How do you see the world and the eurozone in 2026?

I’m optimistic about Europe. What’s happening outside our continent—especially the destabilisation of the international order we’ve known—is so significant that it forces us to come together. This external pressure, in the end, has the effect of uniting us.

Do you think this integration process could be long-lasting?

Looking at past crises, every time we were under pressure, Europe always found common ground and a way to act together. And I see no reason why this time should be any different. I attend Eurogroup meetings every month, and I feel that this shared analysis is present in most member countries. That’s why I’m very optimistic.

The Governor of the Bank of Italy, Fabio Panetta, spoke about the possibility of issuing eurobonds, a common European debt. Do you agree?

The issue of eurobonds has been under discussion for a long time.

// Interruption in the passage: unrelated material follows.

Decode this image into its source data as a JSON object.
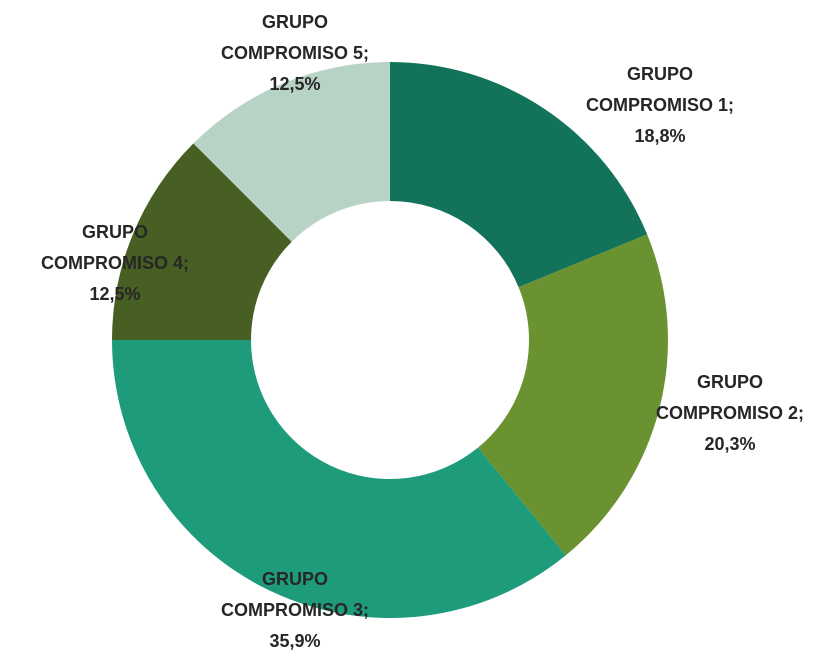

At the moment, I don’t see widespread enthusiasm around the table from all countries. To put it more clearly: many member states do not agree and have stated so openly.

Do you still believe there are alternative tools to finance common policies?

I would encourage countries to explore ways to jointly fund defence. Countries cannot do it alone. There are many options: involving the private sector, combining public and private investments, finding other common European solutions.

So you're saying we need something more targeted, tailor-made for common defence?

A more targeted and functional solution would, in my view, be a constructive contribution to the debate. Naturally, all of this presupposes that countries are ready to seriously discuss joint defence projects. Only then can we efficiently organise the security of our continent.